ADR-related hospitalisation is a significant burden among the older aged population and often preventable. The costs associated with ADR-hospitalisation are modest, but also depend on the severity of the ADR. However, the cost is not only financial but is often associated with costs both clinically and personally for individuals. Early intervention, where possible, is important to avoid preventable medication harm. Intervention with more targeted policies to reduce ADRs through identification of those at highest risk and more awareness among HCPs and others involved in the care of the older populations will help to reduce costly hospitalisations and avoid increased morbidity and mortality [24]. A recent review of tools to help predict and detect ADR in older aged patients (≥ 60 years) identified eighteen studies using a variety of tools, but no one definitive and validated assessment tool for detecting and predicting ADR in older aged populations [25]. Therefore, more research is required to develop validated tools that can be implemented in clinical practice [26,27,28]. Empowering individuals and their care-givers through increased health literacy and education may help to reduce ADR-related hospitalisation and associated costs, and improving the transitions of care and pharmacy reviews are alternative interventions to help limit the impact of ADRs [29].
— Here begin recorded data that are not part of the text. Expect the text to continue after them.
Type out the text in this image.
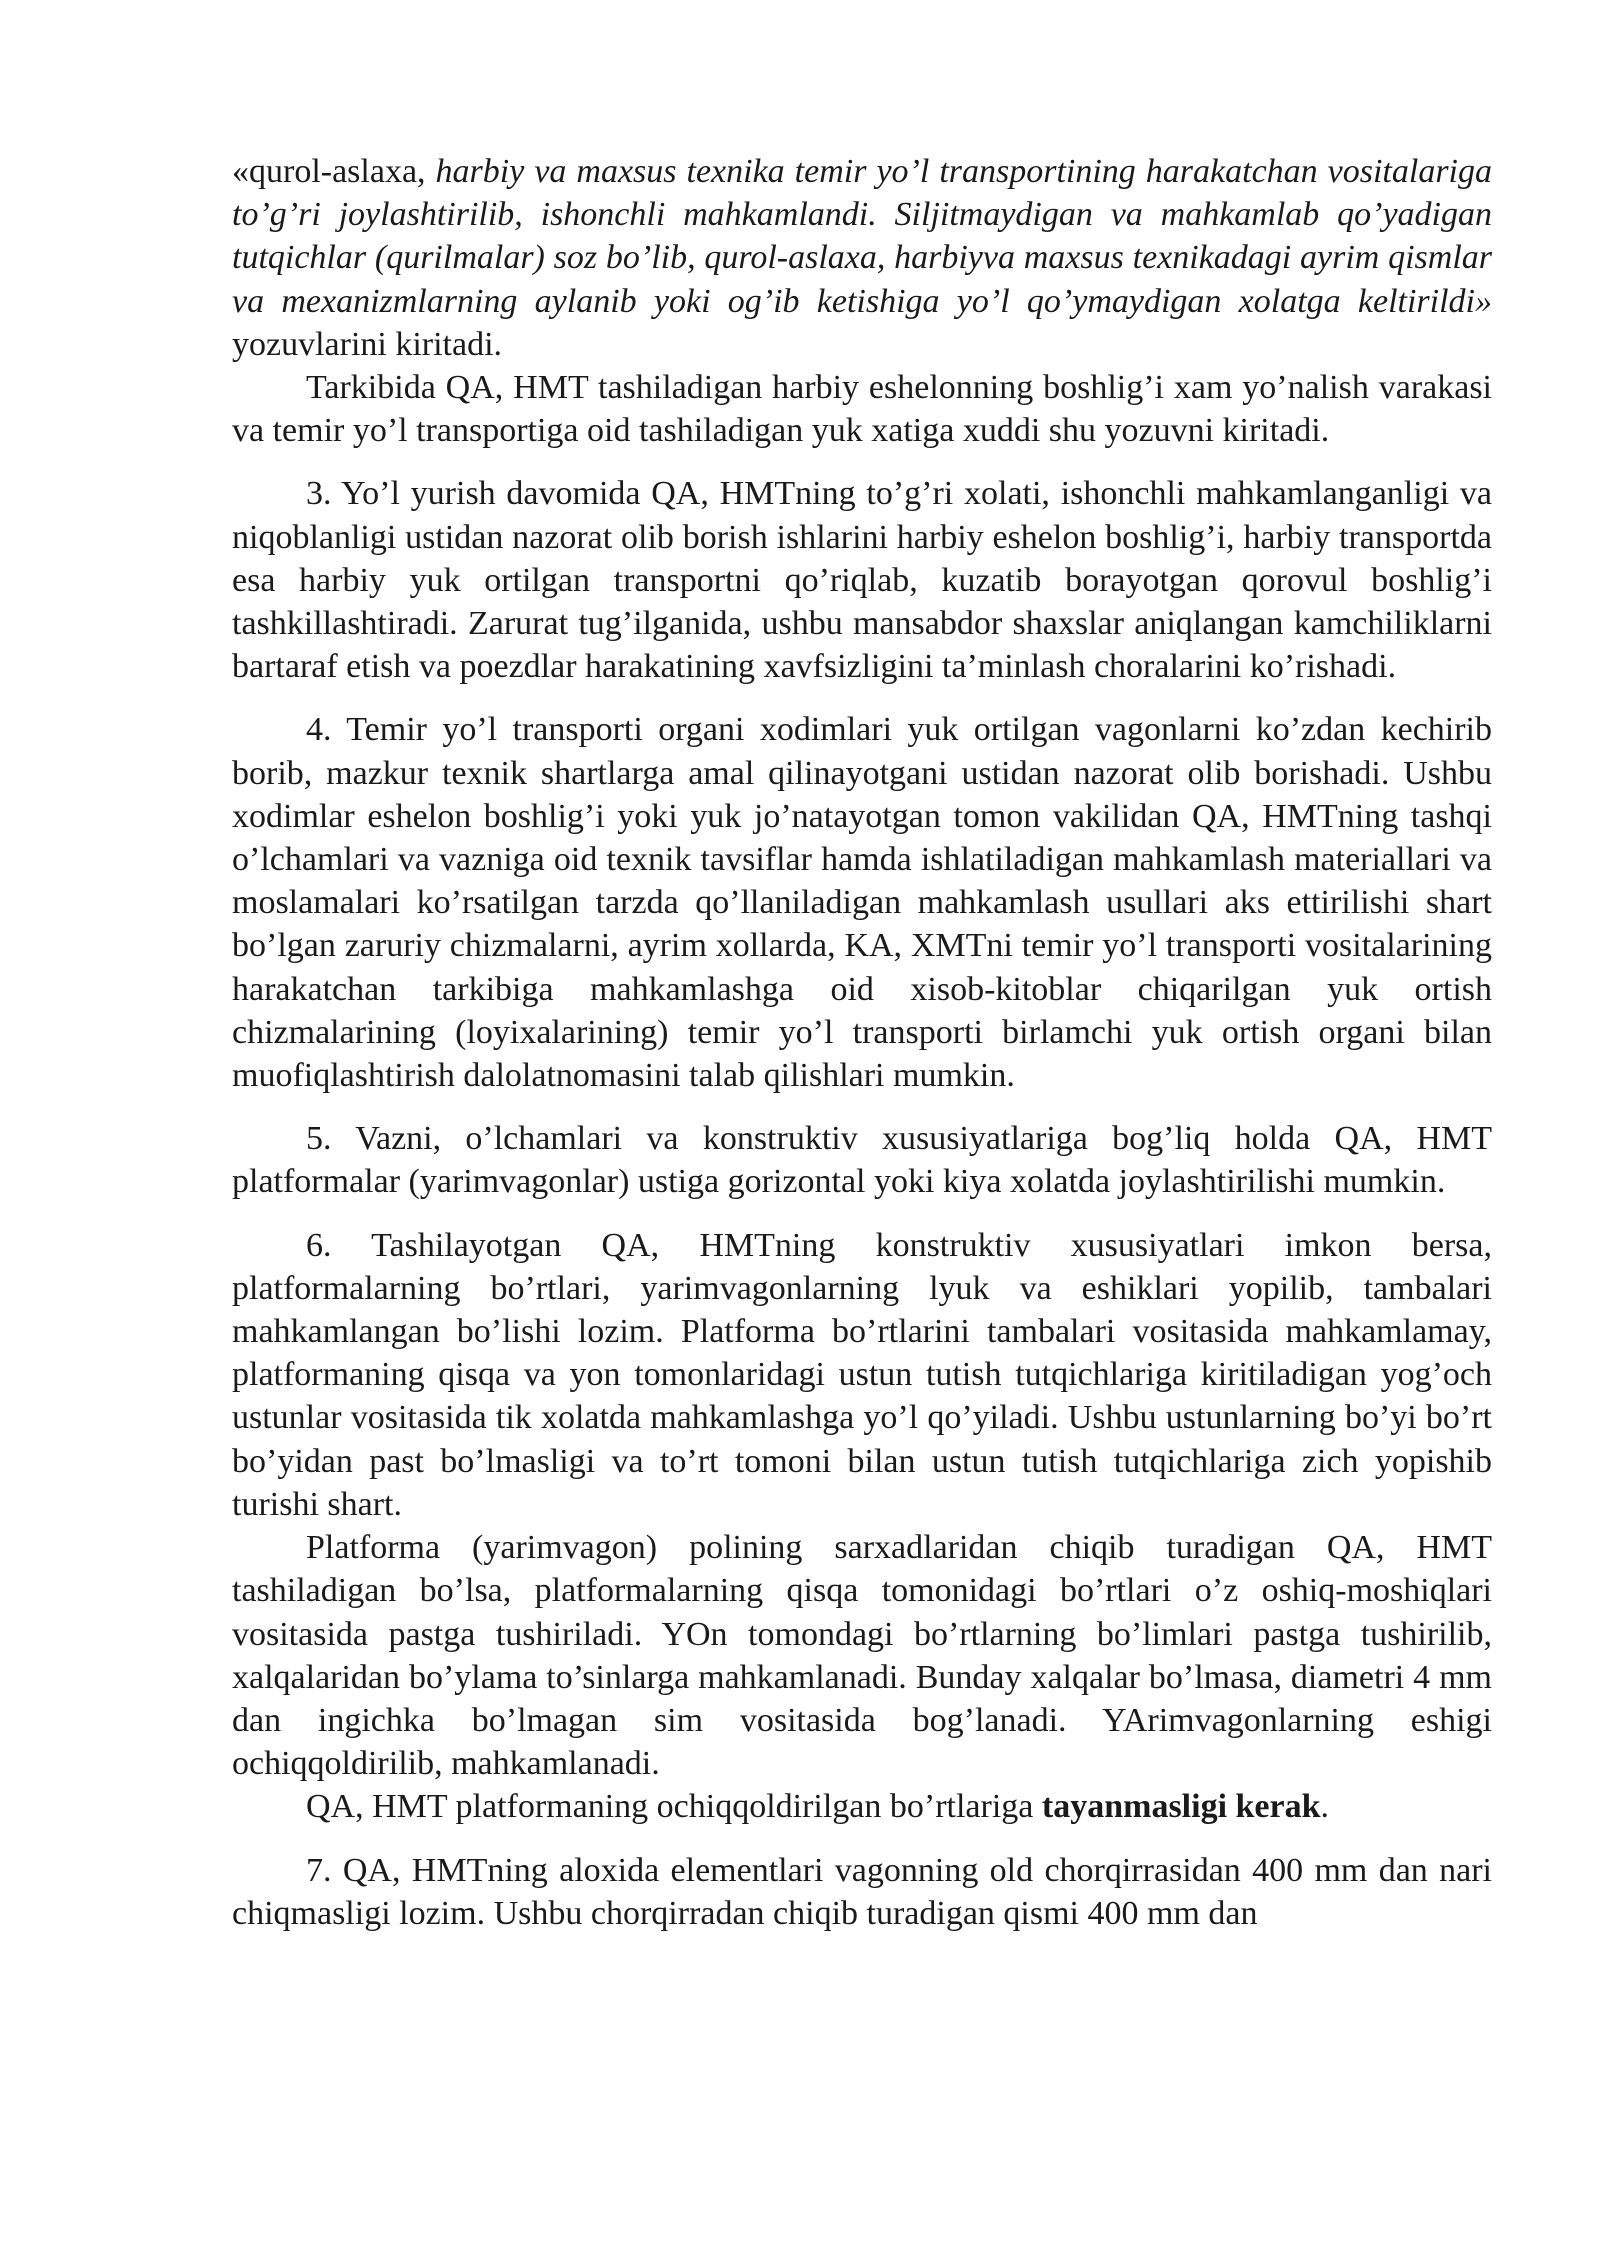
«qurol-aslaxa, harbiy va maxsus texnika temir yo’l transportining harakatchan vositalariga to’g’ri joylashtirilib, ishonchli mahkamlandi. Siljitmaydigan va mahkamlab qo’yadigan tutqichlar (qurilmalar) soz bo’lib, qurol-aslaxa, harbiyva maxsus texnikadagi ayrim qismlar va mexanizmlarning aylanib yoki og’ib ketishiga yo’l qo’ymaydigan xolatga keltirildi» yozuvlarini kiritadi.

Tarkibida QA, HMT tashiladigan harbiy eshelonning boshlig’i xam yo’nalish varakasi va temir yo’l transportiga oid tashiladigan yuk xatiga xuddi shu yozuvni kiritadi.

3. Yo’l yurish davomida QA, HMTning to’g’ri xolati, ishonchli mahkamlanganligi va niqoblanligi ustidan nazorat olib borish ishlarini harbiy eshelon boshlig’i, harbiy transportda esa harbiy yuk ortilgan transportni qo’riqlab, kuzatib borayotgan qorovul boshlig’i tashkillashtiradi. Zarurat tug’ilganida, ushbu mansabdor shaxslar aniqlangan kamchiliklarni bartaraf etish va poezdlar harakatining xavfsizligini ta’minlash choralarini ko’rishadi.

4. Temir yo’l transporti organi xodimlari yuk ortilgan vagonlarni ko’zdan kechirib borib, mazkur texnik shartlarga amal qilinayotgani ustidan nazorat olib borishadi. Ushbu xodimlar eshelon boshlig’i yoki yuk jo’natayotgan tomon vakilidan QA, HMTning tashqi o’lchamlari va vazniga oid texnik tavsiflar hamda ishlatiladigan mahkamlash materiallari va moslamalari ko’rsatilgan tarzda qo’llaniladigan mahkamlash usullari aks ettirilishi shart bo’lgan zaruriy chizmalarni, ayrim xollarda, KA, XMTni temir yo’l transporti vositalarining harakatchan tarkibiga mahkamlashga oid xisob-kitoblar chiqarilgan yuk ortish chizmalarining (loyixalarining) temir yo’l transporti birlamchi yuk ortish organi bilan muofiqlashtirish dalolatnomasini talab qilishlari mumkin.

5. Vazni, o’lchamlari va konstruktiv xususiyatlariga bog’liq holda QA, HMT platformalar (yarimvagonlar) ustiga gorizontal yoki kiya xolatda joylashtirilishi mumkin.

6. Tashilayotgan QA, HMTning konstruktiv xususiyatlari imkon bersa, platformalarning bo’rtlari, yarimvagonlarning lyuk va eshiklari yopilib, tambalari mahkamlangan bo’lishi lozim. Platforma bo’rtlarini tambalari vositasida mahkamlamay, platformaning qisqa va yon tomonlaridagi ustun tutish tutqichlariga kiritiladigan yog’och ustunlar vositasida tik xolatda mahkamlashga yo’l qo’yiladi. Ushbu ustunlarning bo’yi bo’rt bo’yidan past bo’lmasligi va to’rt tomoni bilan ustun tutish tutqichlariga zich yopishib turishi shart.

Platforma (yarimvagon) polining sarxadlaridan chiqib turadigan QA, HMT tashiladigan bo’lsa, platformalarning qisqa tomonidagi bo’rtlari o’z oshiq-moshiqlari vositasida pastga tushiriladi. YOn tomondagi bo’rtlarning bo’limlari pastga tushirilib, xalqalaridan bo’ylama to’sinlarga mahkamlanadi. Bunday xalqalar bo’lmasa, diametri 4 mm dan ingichka bo’lmagan sim vositasida bog’lanadi. YArimvagonlarning eshigi ochiqqoldirilib, mahkamlanadi.

QA, HMT platformaning ochiqqoldirilgan bo’rtlariga tayanmasligi kerak.

7. QA, HMTning aloxida elementlari vagonning old chorqirrasidan 400 mm dan nari chiqmasligi lozim. Ushbu chorqirradan chiqib turadigan qismi 400 mm dan
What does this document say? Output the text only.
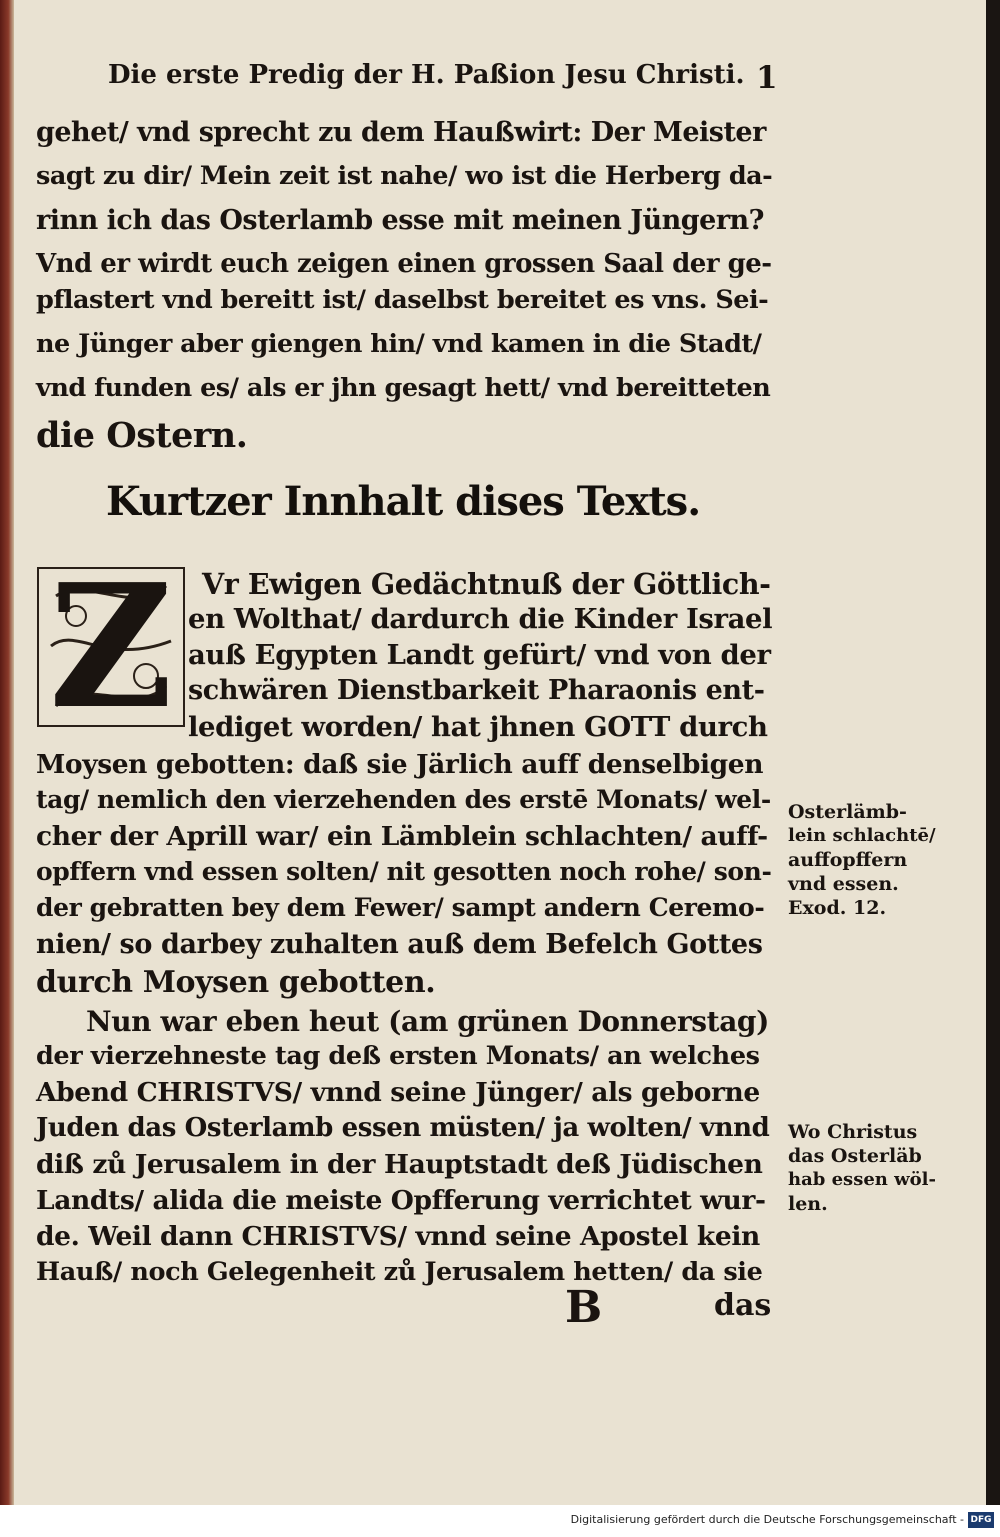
Die erste Predig der H. Paßion Jesu Christi. 1
gehet/ vnd sprecht zu dem Haußwirt: Der Meister
sagt zu dir/ Mein zeit ist nahe/ wo ist die Herberg da-
rinn ich das Osterlamb esse mit meinen Jüngern?
Vnd er wirdt euch zeigen einen grossen Saal der ge-
pflastert vnd bereitt ist/ daselbst bereitet es vns. Sei-
ne Jünger aber giengen hin/ vnd kamen in die Stadt/
vnd funden es/ als er jhn gesagt hett/ vnd bereitteten
die Ostern.
Kurtzer Innhalt dises Texts.
Z Vr Ewigen Gedächtnuß der Göttlich-
en Wolthat/ dardurch die Kinder Israel
auß Egypten Landt gefürt/ vnd von der
schwären Dienstbarkeit Pharaonis ent-
lediget worden/ hat jhnen GOTT durch
Moysen gebotten: daß sie Järlich auff denselbigen
tag/ nemlich den vierzehenden des erstē Monats/ wel-
cher der Aprill war/ ein Lämblein schlachten/ auff-
opffern vnd essen solten/ nit gesotten noch rohe/ son-
der gebratten bey dem Fewer/ sampt andern Ceremo-
nien/ so darbey zuhalten auß dem Befelch Gottes
durch Moysen gebotten.
Nun war eben heut (am grünen Donnerstag)
der vierzehneste tag deß ersten Monats/ an welches
Abend CHRISTVS/ vnnd seine Jünger/ als geborne
Juden das Osterlamb essen müsten/ ja wolten/ vnnd
diß zů Jerusalem in der Hauptstadt deß Jüdischen
Landts/ alida die meiste Opfferung verrichtet wur-
de. Weil dann CHRISTVS/ vnnd seine Apostel kein
Hauß/ noch Gelegenheit zů Jerusalem hetten/ da sie
Osterlämb-
lein schlachtē/
auffopffern
vnd essen.
Exod. 12.
Wo Christus
das Osterläb
hab essen wöl-
len.
B	das
Digitalisierung gefördert durch die Deutsche Forschungsgemeinschaft - DFG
In conclusion, ADR-related hospitalisation and post-discharge care in older individuals results in significant healthcare utilisation and costs. The costs are increased with preventability and severity of the ADR. More research is required to develop validated tools for prevention and early detection of ADRs that can be implemented in clinical practice to avoid unnecessary harm and burden, including economic burden.